A Single Image and Multimodality Is All You Need for Novel View Synthesis

TL;DR

This work introduces a multimodal depth reconstruction framework that leverages extremely sparse range sensing data, such as automotive radar or LiDAR, to produce dense depth maps that serve as robust geometric conditioning for diffusion-based novel view synthesis.

Abstract

Diffusion-based approaches have recently demonstrated strong performance for single-image novel view synthesis by conditioning generative models on geometry inferred from monocular depth estimation. However, in practice, the quality and consistency of the synthesized views are fundamentally limited by the reliability of the underlying depth estimates, which are often fragile under low texture, adverse weather, and occlusion-heavy real-world conditions. In this work, we show that incorporating sparse multimodal range measurements provides a simple yet effective way to overcome these limitations. We introduce a multimodal depth reconstruction framework that leverages extremely sparse range sensing data, such as automotive radar or LiDAR, to produce dense depth maps that serve as robust geometric conditioning for diffusion-based novel view synthesis. Our approach models depth in an angular domain using a localized Gaussian Process formulation, enabling computationally efficient inference while explicitly quantifying uncertainty in regions with limited observations. The reconstructed depth and uncertainty are used as a drop-in replacement for monocular depth estimators in existing diffusion-based rendering pipelines, without modifying the generative model itself. Experiments on real-world multimodal driving scenes demonstrate that replacing vision-only depth with our sparse range-based reconstruction substantially improves both geometric consistency and visual quality in single-image novel-view video generation. These results highlight the importance of reliable geometric priors for diffusion-based view synthesis and demonstrate the practical benefits of multimodal sensing even at extreme levels of sparsity.
Paper Structure (9 sections, 14 equations, 3 figures, 2 tables)

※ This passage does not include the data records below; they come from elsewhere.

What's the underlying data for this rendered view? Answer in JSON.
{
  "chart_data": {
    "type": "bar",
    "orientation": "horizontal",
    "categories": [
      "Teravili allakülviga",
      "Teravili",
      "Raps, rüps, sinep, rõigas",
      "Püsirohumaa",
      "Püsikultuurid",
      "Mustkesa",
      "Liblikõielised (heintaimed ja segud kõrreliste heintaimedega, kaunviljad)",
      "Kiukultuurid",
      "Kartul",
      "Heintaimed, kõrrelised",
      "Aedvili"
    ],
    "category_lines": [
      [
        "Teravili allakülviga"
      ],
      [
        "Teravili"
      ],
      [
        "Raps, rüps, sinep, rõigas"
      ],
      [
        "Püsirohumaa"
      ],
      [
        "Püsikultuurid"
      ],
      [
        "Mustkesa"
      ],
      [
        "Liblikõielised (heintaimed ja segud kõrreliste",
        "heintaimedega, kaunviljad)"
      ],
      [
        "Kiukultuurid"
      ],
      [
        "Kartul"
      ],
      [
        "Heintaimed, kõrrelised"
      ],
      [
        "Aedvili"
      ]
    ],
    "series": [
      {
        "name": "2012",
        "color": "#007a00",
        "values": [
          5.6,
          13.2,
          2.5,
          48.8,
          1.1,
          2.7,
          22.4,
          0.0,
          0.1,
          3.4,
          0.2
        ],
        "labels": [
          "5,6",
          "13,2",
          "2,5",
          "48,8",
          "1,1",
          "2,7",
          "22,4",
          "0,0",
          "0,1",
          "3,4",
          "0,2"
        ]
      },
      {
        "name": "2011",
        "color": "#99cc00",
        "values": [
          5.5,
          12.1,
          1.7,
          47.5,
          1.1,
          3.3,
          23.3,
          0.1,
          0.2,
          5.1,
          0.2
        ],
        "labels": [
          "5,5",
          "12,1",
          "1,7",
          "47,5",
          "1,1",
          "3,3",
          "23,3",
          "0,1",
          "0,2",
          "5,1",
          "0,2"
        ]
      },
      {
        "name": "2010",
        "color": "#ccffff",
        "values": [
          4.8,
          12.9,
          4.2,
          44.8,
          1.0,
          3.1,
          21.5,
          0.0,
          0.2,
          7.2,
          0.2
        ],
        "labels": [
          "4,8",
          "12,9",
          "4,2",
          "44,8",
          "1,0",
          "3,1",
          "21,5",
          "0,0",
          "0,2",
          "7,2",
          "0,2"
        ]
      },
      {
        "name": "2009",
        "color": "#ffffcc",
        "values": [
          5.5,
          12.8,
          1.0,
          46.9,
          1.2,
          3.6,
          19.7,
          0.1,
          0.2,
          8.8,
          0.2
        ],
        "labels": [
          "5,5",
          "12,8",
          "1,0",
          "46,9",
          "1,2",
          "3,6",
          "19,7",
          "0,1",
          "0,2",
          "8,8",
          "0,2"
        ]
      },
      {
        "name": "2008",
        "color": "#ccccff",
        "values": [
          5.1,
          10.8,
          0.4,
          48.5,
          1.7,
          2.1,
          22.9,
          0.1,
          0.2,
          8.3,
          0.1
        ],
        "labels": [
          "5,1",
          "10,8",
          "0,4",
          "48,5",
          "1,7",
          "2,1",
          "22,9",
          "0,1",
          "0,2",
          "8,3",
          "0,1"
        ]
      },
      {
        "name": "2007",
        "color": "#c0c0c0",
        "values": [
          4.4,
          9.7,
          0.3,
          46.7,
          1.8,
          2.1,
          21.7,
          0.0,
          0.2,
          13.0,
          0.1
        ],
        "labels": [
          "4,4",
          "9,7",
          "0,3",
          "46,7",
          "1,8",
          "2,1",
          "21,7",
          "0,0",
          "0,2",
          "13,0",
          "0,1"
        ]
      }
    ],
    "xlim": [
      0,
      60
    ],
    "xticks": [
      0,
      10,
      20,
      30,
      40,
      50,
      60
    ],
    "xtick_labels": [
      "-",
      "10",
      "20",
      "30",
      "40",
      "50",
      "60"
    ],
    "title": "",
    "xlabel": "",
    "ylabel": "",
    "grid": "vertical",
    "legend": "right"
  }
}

This paper contains 9 sections, 14 equations, 3 figures, 2 tables.

Figures (3)

  • Figure 1: Overview of the proposed multimodal single-image novel-view synthesis pipeline. Sparse range sensing measurements are first processed by the proposed GP-based depth reconstruction module to produce a dense depth map. The reconstructed depth and the input RGB image are used to form a colored 3D point cloud, which is rendered along a target camera trajectory to generate sparse novel-view conditioning frames. These rendered frames are provided as geometric conditioning to a diffusion model, which synthesizes a temporally consistent video at the target viewpoints.
  • Figure 2: Illustration of the proposed localized Gaussian Process depth reconstruction in the angular domain. Left: Sparse radar range measurements represented in azimuth–elevation space, with the current target viewing direction indicated. Right: Zoomed-in view around the target location, highlighting the local neighborhood used for Gaussian Process inference. Only range measurements within this localized region contribute to the depth estimation at the target direction, enabling efficient and spatially adaptive depth reconstruction from sparse observations.
  • Figure 3: Qualitative comparison on single-image novel-view synthesis on the View-of-Delft dataset. From left to right, we show the input image, the novel view generated by GEN3C ren2025gen3c using its default monocular depth estimator, MoGe wang2025moge, the novel view generated by GEN3C when replacing monocular depth with our sparse range-sensor depth reconstruction module, and the ground-truth target view. For each generated view, we report LPIPS with respect to the ground truth (lower is better). Across all examples, our depth reconstruction yields consistently lower LPIPS and improved geometric alignment, underscoring the importance of reliable geometry for diffusion-based rendering from single-view inputs.